All in all, it’s a mixed bag, and one where customers aren’t entirely sure what they expect to do, or when they’ll change course. And restaurants have to prepare for every angle.
Regardless, though, making sure employees and guests are happy are the two things “that should be tattooed on the inside of your eyelids,” Harding says
A few months ago, he cut out an article from industry thought-leader Jim Sullivan. It laid out the current labor crisis not so much as a hiring challenge, but rather a turnover one. Harding agrees.
By the end of December, Piada doled out bonuses to all hourly or part-time employees with a $200 cash gift card. “It’s our way of saying, not only will you make a great hourly wage—you will have an opportunity to grow your career with a growing company, but we’ll also give you a little something extra for your commitment to our guests,” COO Lance Juhas said at the time.
Back in October, roughly 50 percent of Piada’s workforce got on the frontlines to help. The company’s entire marketing team was clocking 10 shifts per week, while others devoted their time to two days per week. Piada also increased its hourly wage by $1.50 an hour.
Piada offers insurance, app scheduling, and rolled daily pay during the pandemic as well. Ahead of 2022, wages hiked more than 12 percent systemwide. “And that’s something that we would rather incur the extra cost of that than not being able to service the guest,” Harding says.
Piada worked to get more efficient elsewhere. “You go from a to-bag SKU to a one-bag SKU,” he adds. “Can you look at your napkins? We’re looking at all of those things.”
“The thing you have to remember,” Harding continues, “is if you don’t have team members giving great hospitality, you don’t have crap.”
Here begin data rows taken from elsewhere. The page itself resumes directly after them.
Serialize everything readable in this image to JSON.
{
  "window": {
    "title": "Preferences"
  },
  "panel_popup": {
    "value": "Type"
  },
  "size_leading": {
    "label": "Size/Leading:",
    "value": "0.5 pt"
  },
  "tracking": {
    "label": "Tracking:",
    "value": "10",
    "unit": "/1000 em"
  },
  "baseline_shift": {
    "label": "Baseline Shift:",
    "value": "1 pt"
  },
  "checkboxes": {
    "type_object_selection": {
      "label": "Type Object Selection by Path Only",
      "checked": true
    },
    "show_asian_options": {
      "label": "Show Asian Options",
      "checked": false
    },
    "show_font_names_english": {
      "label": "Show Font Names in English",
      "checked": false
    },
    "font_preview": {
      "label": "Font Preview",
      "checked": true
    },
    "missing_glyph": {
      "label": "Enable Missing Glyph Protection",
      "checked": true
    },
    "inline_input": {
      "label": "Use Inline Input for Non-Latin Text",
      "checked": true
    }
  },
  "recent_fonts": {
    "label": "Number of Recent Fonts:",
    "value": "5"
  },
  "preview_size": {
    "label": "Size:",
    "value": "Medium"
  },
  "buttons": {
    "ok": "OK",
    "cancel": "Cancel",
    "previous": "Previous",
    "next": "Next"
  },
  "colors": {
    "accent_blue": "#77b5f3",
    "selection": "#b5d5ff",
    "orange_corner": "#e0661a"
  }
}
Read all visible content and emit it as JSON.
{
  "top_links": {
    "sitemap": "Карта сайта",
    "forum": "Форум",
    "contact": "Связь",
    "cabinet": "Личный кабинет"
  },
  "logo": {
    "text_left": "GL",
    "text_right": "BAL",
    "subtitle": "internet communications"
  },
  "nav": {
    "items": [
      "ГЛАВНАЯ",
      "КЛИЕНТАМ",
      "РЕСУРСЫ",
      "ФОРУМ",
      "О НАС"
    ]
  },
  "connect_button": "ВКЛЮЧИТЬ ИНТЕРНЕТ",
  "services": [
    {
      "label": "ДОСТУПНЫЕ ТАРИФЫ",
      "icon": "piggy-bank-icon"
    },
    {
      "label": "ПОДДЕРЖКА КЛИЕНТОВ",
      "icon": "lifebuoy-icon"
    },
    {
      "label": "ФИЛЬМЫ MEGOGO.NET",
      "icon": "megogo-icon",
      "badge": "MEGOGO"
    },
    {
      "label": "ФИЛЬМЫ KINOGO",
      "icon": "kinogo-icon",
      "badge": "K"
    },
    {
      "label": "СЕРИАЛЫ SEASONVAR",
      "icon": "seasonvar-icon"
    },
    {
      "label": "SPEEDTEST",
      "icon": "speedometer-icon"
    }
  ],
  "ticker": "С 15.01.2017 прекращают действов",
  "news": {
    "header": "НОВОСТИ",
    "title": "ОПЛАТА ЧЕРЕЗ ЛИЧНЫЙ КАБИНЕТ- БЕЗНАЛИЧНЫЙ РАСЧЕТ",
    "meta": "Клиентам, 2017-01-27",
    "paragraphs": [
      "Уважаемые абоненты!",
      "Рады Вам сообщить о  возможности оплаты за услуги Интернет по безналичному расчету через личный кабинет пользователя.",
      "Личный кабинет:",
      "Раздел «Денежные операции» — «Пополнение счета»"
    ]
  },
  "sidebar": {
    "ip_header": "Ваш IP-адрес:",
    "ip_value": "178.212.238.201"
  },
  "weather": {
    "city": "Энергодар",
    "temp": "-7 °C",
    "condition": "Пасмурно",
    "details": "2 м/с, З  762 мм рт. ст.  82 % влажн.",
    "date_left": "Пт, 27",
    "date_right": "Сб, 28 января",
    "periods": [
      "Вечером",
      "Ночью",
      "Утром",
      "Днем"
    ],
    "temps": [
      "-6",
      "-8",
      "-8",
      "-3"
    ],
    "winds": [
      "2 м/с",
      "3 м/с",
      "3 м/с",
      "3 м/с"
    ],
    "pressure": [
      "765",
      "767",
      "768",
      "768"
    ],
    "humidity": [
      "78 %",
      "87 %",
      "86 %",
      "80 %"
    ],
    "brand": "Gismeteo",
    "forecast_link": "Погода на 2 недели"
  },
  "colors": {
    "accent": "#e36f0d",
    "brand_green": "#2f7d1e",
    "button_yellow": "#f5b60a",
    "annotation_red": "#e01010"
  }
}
Piada is getting creative with benefits when it can, everything from bus transit passes to pet insurance. Anything to foster a career ladder that will last well beyond the virus. “You gain a stronger culture when you promote from the culture,” Harding says.
Going forward, there’s no crystal ball. Shipping and commodity costs. How to take care of employees. None of it is getting simpler, Harding says.
“And so, I think as much as that puts extra pressure on the restaurant business,” he says. “I think the true restaurateurs are drawn into that fire to figure out how it’s going to work. And that’s what we’re going to do.”